Une histoire de mode
Je ne vais pas reprendre ici les mots de mon édito dans le n°942 de La Pêche et les poissons à propos de notre fainéantise et des contraintes liées à la gestion des vifs. L’urbanisation des pratiquants joue aussi un rôle. Pas facile de conserver un bac à vif en appartement. Et puis, la poussée des antispécistes et leurs discours de protection outré des animaux peut influencer certains jeunes pêcheurs quant à l’utilisation de poissons comme appât. Enfin, il faut bien reconnaître, un leurre c’est beau, coloré, de plus en plus souvent odorant, brillant, ça se range bien dans une boîte transparente et ça n’a pas le ventre en l’air quand on arrive au petit matin à la pêche ! Bref, c’est plus pratique… Oui, mais il arrive parfois qu’un appât naturel soit plus efficace. Un vif, tendu sur le fond ou sous un bouchon sur un poste connu pour abriter un gros brochet, n’a pas son pareil. Les amateurs de pêche du silure sont peut-être les derniers à utiliser régulièrement un carassin ou une belle tanche.
Le témoignage de Xavier Vella
Xavier Vella est un spécialiste reconnu de la traque des grands silures sur l’axe Rhône-Saône.
« J’ai pratiqué bon nombre de techniques et utilisé de nombreux types d’appâts, mais je fais partie des pêcheurs qui aiment jouer sur le côté carnassier du silure pour déclencher une touche canne en main. J’utilise très souvent des vifs de différentes espèces et de tailles variées, mais également et de façon complémentaire des leurres durs, souples et métalliques, que j’anime aussi bien à l’aplomb qu’en lancer-ramener. Pour le silure, la supériorité du naturel sur l’artificiel reste une constante sur une grosse proportion de mes sorties. Certains jours, sur un même bief, ils semblent tous avoir le même comportement. Le but étant de trouver la parade pour débloquer la situation, il faut se remettre en question. Ma stratégie est alors de changer le type de poisson appât, en proposant une espèce plus vive et frétillante, qu’il faut quelques fois capturer sur place, ou jouer sur l’animation du poisson appât pour déclencher un coup de mâchoire sur une échappée ou un relâché virevoltant. Si je n’ai pas forcément dans mon vivier toutes les tailles de vifs, je complète avec une canne équipée d’un leurre souple de la dimension recherchée sur un montage vertical. Il arrive bien souvent que ce soit ce dernier qui sauve la journée ! »

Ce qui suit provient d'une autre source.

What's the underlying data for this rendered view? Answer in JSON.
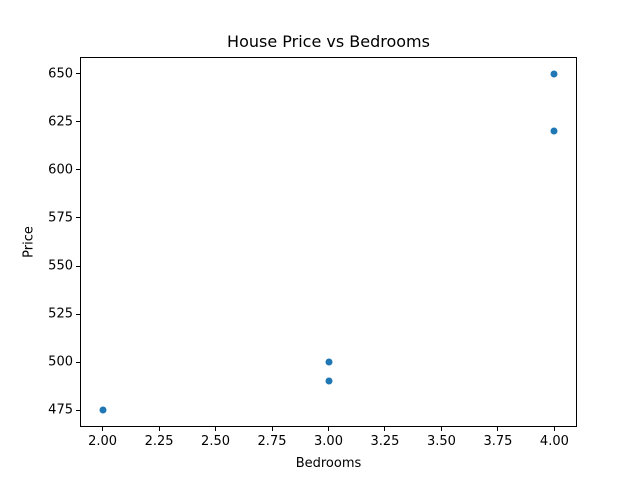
{
  "chart_data": {
    "type": "scatter",
    "title": "House Price vs Bedrooms",
    "xlabel": "Bedrooms",
    "ylabel": "Price",
    "x": [
      2,
      3,
      3,
      4,
      4
    ],
    "y": [
      475,
      490,
      500,
      620,
      650
    ],
    "xlim": [
      1.9,
      4.1
    ],
    "ylim": [
      466.25,
      658.75
    ],
    "x_tick_labels": [
      "2.00",
      "2.25",
      "2.50",
      "2.75",
      "3.00",
      "3.25",
      "3.50",
      "3.75",
      "4.00"
    ],
    "y_tick_labels": [
      "475",
      "500",
      "525",
      "550",
      "575",
      "600",
      "625",
      "650"
    ],
    "marker_color": "#1f77b4",
    "axis_color": "#000000",
    "background_color": "#ffffff",
    "grid": false,
    "legend_position": "none"
  }
}
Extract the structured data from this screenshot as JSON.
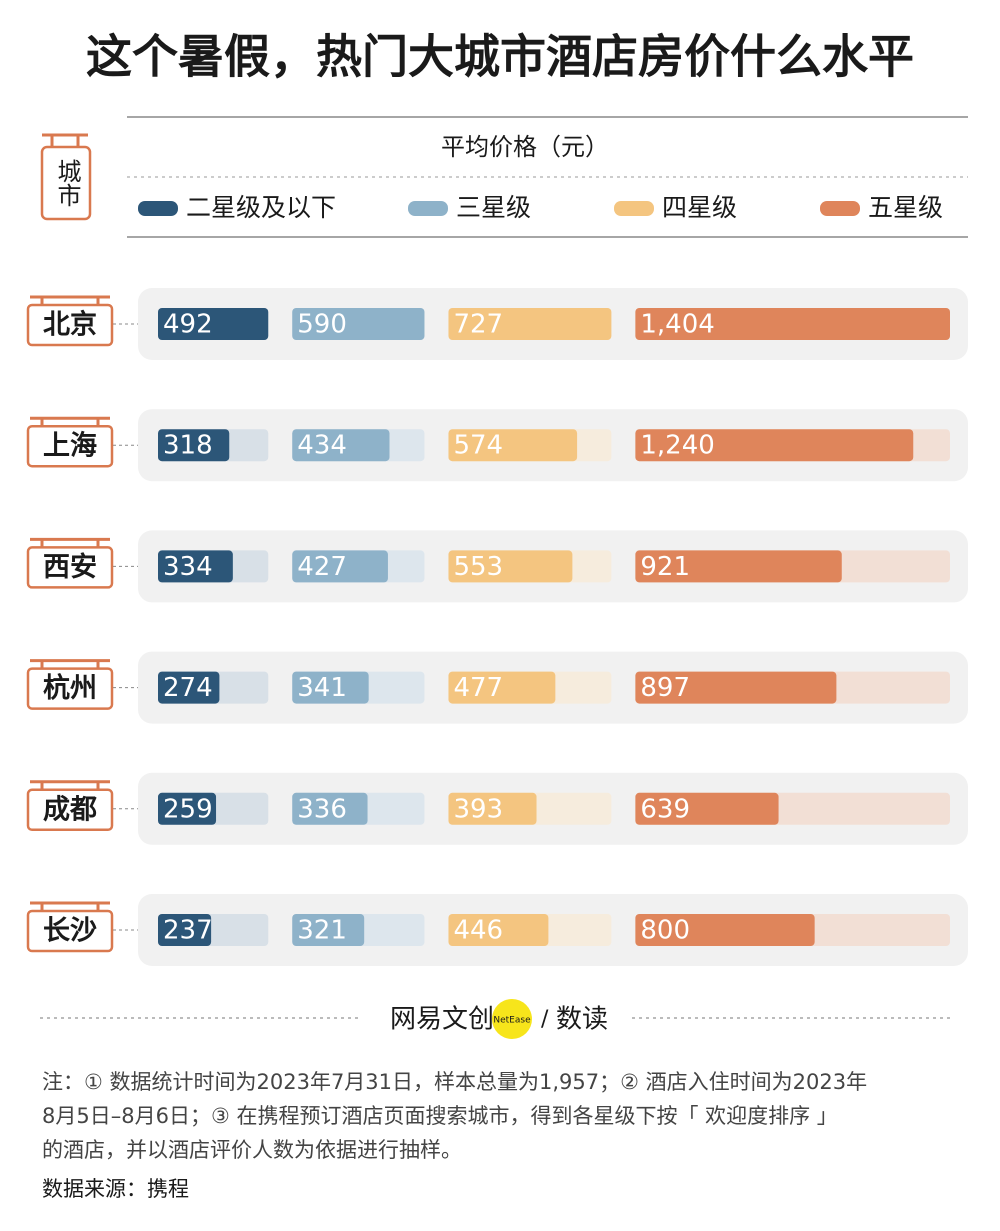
{
  "chart_data": {
    "type": "bar",
    "title": "这个暑假，热门大城市酒店房价什么水平",
    "category_label": "城市",
    "value_label": "平均价格（元）",
    "categories": [
      "北京",
      "上海",
      "西安",
      "杭州",
      "成都",
      "长沙"
    ],
    "series": [
      {
        "name": "二星级及以下",
        "color": "#2c5678",
        "track_color": "#d8e0e7",
        "values": [
          492,
          318,
          334,
          274,
          259,
          237
        ]
      },
      {
        "name": "三星级",
        "color": "#8eb2c9",
        "track_color": "#dde6ed",
        "values": [
          590,
          434,
          427,
          341,
          336,
          321
        ]
      },
      {
        "name": "四星级",
        "color": "#f4c580",
        "track_color": "#f6ecdd",
        "values": [
          727,
          574,
          553,
          477,
          393,
          446
        ]
      },
      {
        "name": "五星级",
        "color": "#df855b",
        "track_color": "#f2dfd5",
        "values": [
          1404,
          1240,
          921,
          897,
          639,
          800
        ],
        "value_labels": [
          "1,404",
          "1,240",
          "921",
          "897",
          "639",
          "800"
        ]
      }
    ]
  },
  "brand": {
    "name": "网易文创",
    "badge": "NetEase",
    "slash": "/",
    "column": "数读"
  },
  "notes": [
    "注：① 数据统计时间为2023年7月31日，样本总量为1,957；② 酒店入住时间为2023年",
    "8月5日–8月6日；③ 在携程预订酒店页面搜索城市，得到各星级下按「 欢迎度排序 」",
    "的酒店，并以酒店评价人数为依据进行抽样。"
  ],
  "source": "数据来源：携程"
}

Le témoignage de David Menteur
David Menteur, champion de France de pêche des carnassiers aux leurres, utilise parfois les appâts naturels, notamment pour traquer les brochets en Loire.
« Je pêche au manié lorsque la température de l’eau est fraîche, en automne et en hiver. Le fourrage est alors regroupé. Le manié n’est pas une technique de prospection, on ne peut pas battre du terrain comme avec certains leurres rapides. Mieux vaut l’utiliser lorsque les carnassiers sont concentrés. Les brochets se positionnent alors aux bords des fosses et dans les herbiers mourants ou naissants. L’idéal pour le manié c’est quand on a l’impression que la pêche est “morte” en Loire, une eau limpide, peu de courant. On se dit que rien ne va bouger. C’est là que le naturel l’emporte !
Ablette, le top !
J’utilise des montures très peu plombées, très planantes, avec des animations lentes et des tressautements du poisson mort réalisés avec le scion de la canne. Je lui fais presque faire du sur place. La monture est réduite à sa plus simple expression, une armature en corde à piano pour positionner le poisson et un triple. L’appât coule tout seul, parfois j’ajoute une toute petite olive longe sur la monture. Ma préférence va nettement à l’ablette en Loire. Un poissonnet de 10 à 12 cm est parfait, grâce à sa forme, j’arrive mieux à équilibrer mon montage. Je positionne le triple soit sur le dos, soit souvent sur le flanc, et ainsi le poisson coule à plat, plus doucement. C’est un poisson fragile, mais j’ai réussi à faire deux ou trois brochets avec la même ablette. J’utilise une canne à l’action un peu douce, ce qui me permet de descendre en diamètre de bas de ligne, il y a moins de risque de se faire couper au ferrage. Le top c’est bien sûr de conserver les ablettes vivantes, elles tiennent mieux sur la monture et la nage est plus naturelle. Je pêche doucement, en insistant sur chaque poste qui me semble prometteur, un retour de courant avec une zone calme. Si le brochet est là, c’est pour chasser ! Je peigne aussi les zones plus lentes du fleuve avec deux mètres de fond et des herbiers parsemés. Ce sont des secteurs de repos pour le brochet, mais le mort manié arrive à les déclencher, alors qu’un leurre ne les aurait pas fait bouger ! »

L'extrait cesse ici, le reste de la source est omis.